La pretesa dei governi statunitensi era ovviamente un mito. Lo evidenziò in special modo l’intervento armato nel Vietnam negli anni Sessanta del Novecento, quando il sostegno alla dittatura militare di Saigon fu celato sotto il pretesto propagandistico che Washington avesse inviato uomini e mezzi per difendere la libertà e la democrazia nel sud-est asiatico. Eppure tutti i presidenti degli Stati Uniti si sono sempre impegnati ad alimentare la nozione dell’eccezionalità e dell’innocenza del loro Paese, soprattutto nei periodi di emergenza nazionale. Lo hanno fatto non solo attraverso enunciazioni retoriche, ma pure con provvedimenti concreti. Per esempio, dopo che la commissione Church ebbe documentato il coinvolgimento della Cia in operazioni per uccidere leader stranieri sgraditi a Washington, tra cui Fidel Castro, nel 1976 il presidente repubblicano Gerald Ford emanò un ordine esecutivo per vietare a qualsiasi dipendente del governo federale, compresi gli appartenenti ai servizi d’intelligence, di commettere omicidi per finalità politiche.
Ronald Reagan, il presidente a cui Trump viene più spesso accostato, espresse più volte la convinzione che l’eccezionalità statunitense scaturita dalle virtù nazionali assegnasse a Washington la leadership del pianeta e fece addirittura riferimento al messaggio dei puritani nel suo ultimo discorso alla nazione. Anche Barack Obama, pur manifestando una buona dose di scetticismo sulla perfezione degli Stati Uniti e malgrado un certo tergiversare sull’assunzione di nuove responsabilità internazionali, ribadì sempre la sua fiducia nella natura virtuosa dell’America e continuò a considerare il proprio Paese come un partner indispensabile della comunità internazionale per il mantenimento della sicurezza collettiva e per la stabilizzazione del sistema globale. Così, per restituire credibilità a Washington dopo lo scandalo sulla violazione dei diritti umani dei prigionieri della cosiddetta «guerra al terrorismo» sotto l’amministrazione di George W. Bush, mise al bando il ricorso alla tortura e chiuse le prigioni segrete (come i famigerati centri di detenzione di Abu Ghraib in Iraq e Bagram in Afghanistan) di cui si era avvalsa la Cia.

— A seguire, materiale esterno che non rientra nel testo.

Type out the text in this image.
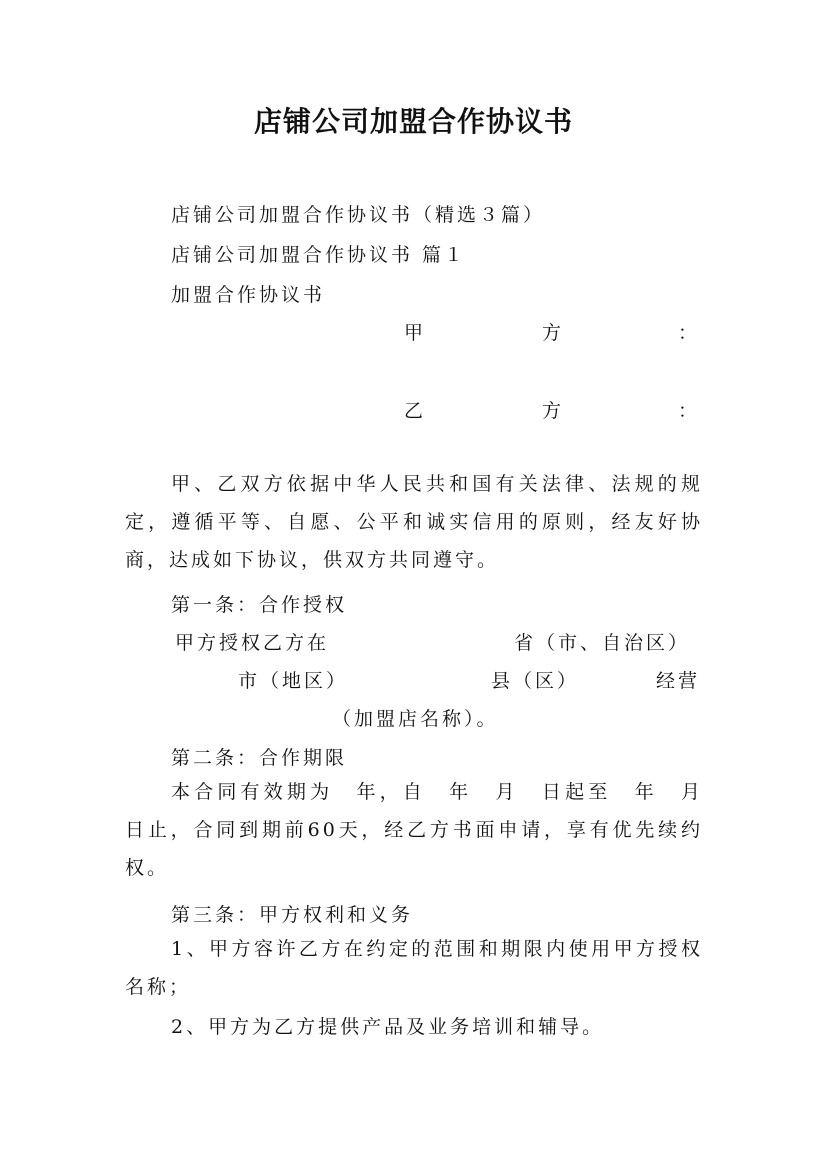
店铺公司加盟合作协议书
店铺公司加盟合作协议书（精选３篇）
店铺公司加盟合作协议书 篇１
加盟合作协议书
甲	方	：
乙	方	：
甲、乙双方依据中华人民共和国有关法律、法规的规定，遵循平等、自愿、公平和诚实信用的原则，经友好协商，达成如下协议，供双方共同遵守。
第一条：合作授权
甲方授权乙方在	省（市、自治区）
市（地区）	县（区）	经营
（加盟店名称）。
第二条：合作期限
本合同有效期为　年，自　年　月　日起至　年　月　日止，合同到期前60天，经乙方书面申请，享有优先续约权。
第三条：甲方权利和义务
1、甲方容许乙方在约定的范围和期限内使用甲方授权名称；
2、甲方为乙方提供产品及业务培训和辅导。
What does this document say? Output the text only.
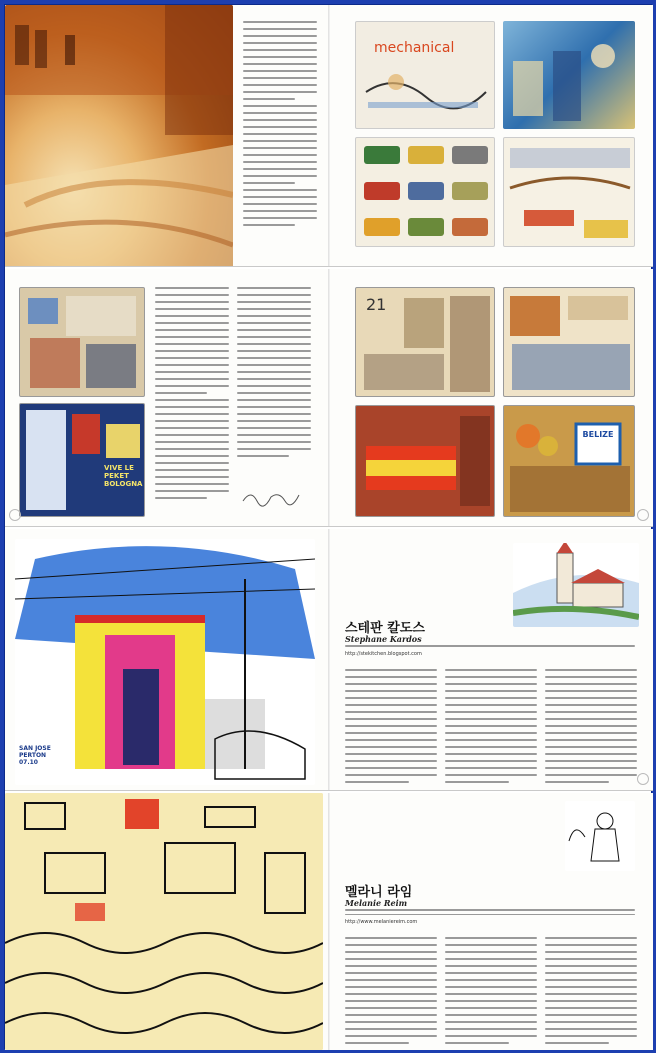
mechanical
VIVE LE PEKET BOLOGNA
21
BELIZE
SAN JOSE PERTON 07.10
스테판 칼도스
Stephane Kardos
http://stekitchen.blogspot.com
멜라니 라임
Melanie Reim
http://www.melaniereim.com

Invece, evidentemente non abbastanza soddisfatto di aver definito in precedenza il water boarding come un’efficace tecnica di interrogatorio per sgominare l’Isis, Trump, nell’intervista a Fox News, ha teorizzato in maniera esplicita un relativismo etico al quale tutti i suoi predecessori hanno invece cercato di sottrarsi almeno a parole. Le sue dichiarazioni sono l’ultimo schiaffo, in ordine di tempo, che l’isolazionismo demagogico e populista dell’«America First» ha dato agli ideali del sogno americano.